Jellyfish is the leading Paid Search Marketing agency in the UK, using unique bid management methods on a proprietary online application. Working at Jellyfish has given me the opportunity to manage a large team of developers.
Not only do I fill the position of technical lead, I am also responsible for some elements of recruitment, coaching developers, presenting and pitching ideas to the business, demonstrating prototypes and meeting with clients as a technical consultant. I am also a confident speaker and often deliver technical or process oriented presentations regularly.
Jellyfish use the Agile methodology and more specifically, the Scrum framework.
I'm a Certified Scrum Master and this involves facilitating and arbitrating between the business and the development team in order to deliver. I have also been involved with managing a product backlog and I frequently write and edit user stories with and on behalf of the business.
I've been heavily involved in re-designing the development environment, introducing separate development, test and UAT servers as well as live.

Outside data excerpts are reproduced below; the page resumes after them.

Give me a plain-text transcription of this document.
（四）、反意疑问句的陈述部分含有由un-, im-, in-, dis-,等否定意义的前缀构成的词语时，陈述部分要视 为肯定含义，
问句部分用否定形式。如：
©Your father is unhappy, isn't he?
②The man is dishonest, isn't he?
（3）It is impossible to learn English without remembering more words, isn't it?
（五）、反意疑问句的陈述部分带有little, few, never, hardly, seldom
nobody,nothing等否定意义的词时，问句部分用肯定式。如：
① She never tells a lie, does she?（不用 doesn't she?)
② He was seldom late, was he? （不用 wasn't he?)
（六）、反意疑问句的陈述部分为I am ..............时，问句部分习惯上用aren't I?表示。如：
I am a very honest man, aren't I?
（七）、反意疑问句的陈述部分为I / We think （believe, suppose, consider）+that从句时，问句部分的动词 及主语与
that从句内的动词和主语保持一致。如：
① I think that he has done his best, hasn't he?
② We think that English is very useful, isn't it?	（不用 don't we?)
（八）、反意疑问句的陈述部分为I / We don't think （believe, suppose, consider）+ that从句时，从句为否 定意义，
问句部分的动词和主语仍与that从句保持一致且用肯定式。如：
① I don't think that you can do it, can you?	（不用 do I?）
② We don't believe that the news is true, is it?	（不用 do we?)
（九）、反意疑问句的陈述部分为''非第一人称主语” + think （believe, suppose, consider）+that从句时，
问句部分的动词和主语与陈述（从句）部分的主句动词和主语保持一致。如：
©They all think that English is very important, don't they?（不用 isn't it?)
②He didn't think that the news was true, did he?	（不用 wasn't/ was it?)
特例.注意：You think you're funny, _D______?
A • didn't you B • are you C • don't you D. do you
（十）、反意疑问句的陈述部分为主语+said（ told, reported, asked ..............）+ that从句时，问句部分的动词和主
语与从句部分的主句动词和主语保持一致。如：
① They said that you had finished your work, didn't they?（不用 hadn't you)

I introduced and setup SVN source code control and I conduct regular team code review. I introduced peer reviews and perform risk assessment on various new proposals when required and am able to provide detailed technical explanations of our work to the Technical Director and Development Manager, as well as being able to provide less technical descriptions and diagrams to the Account Management teams to ensure they understand what we're doing and any impact it may have on them.
Jellyfish's client list boasts some big names, including Skype, the BBC and Dennis Publishing.
Freelance web designer/developer and photographer. Have undertaken contracts for many different clients, including hotels in spain, greetings cards manufacturers and market research companies in the City. All projects including web design, system architecture, development and photography.
My role at Jellyfish is leading a small development team in the creation of internal applications that allow the account managers to better analyse and manage their campaigns on a day to day basis. I am also a member of the team which runs the servers and databases on a day to day basis. Since I started, I have been closely involved with rebuiling the web side of the hardware architecture, development platform and the staging and live environments.
I was brought onto the team at TMGC to lead a small development department. They had limited resources and hadn't really begun to set up their infrastructure.
They ran online skill gaming sites (ie: making bets to win at games such as pacman, asteroids or pool). While there I built and commissioned an internal development server, a code repository which was then used to version code, image and media assets and all company documents.
I also made some fundamental changes to the way they developed, introducing project planning and the concept of PHP frameworks for Rapid Application Development. I also mentored younger team members hungry for progression.
I spent some time screening and recruiting new developers as well as coaching and training. I presented business cases for anything I thought necessary for the company to introduce technically and was involved with on- and off-site client meetings as a technical liaison.
MonitorMedia has an exciting client list including CocaCola UK, Pizza Hut, British Airports Association and National Insurance Group. While at MonitorMedia I designed and built W3C AAA compliant XHTML strict websites using OO PHP5 and MySQL. Projects were planned using Technical Specs, Functional Specs, UML and Use Case diagrams. I introduced a basic level of coding standards, as well as introducing the team to PHP and Javascript Frameworks.
Worked on the corporate website as a web developer/designer.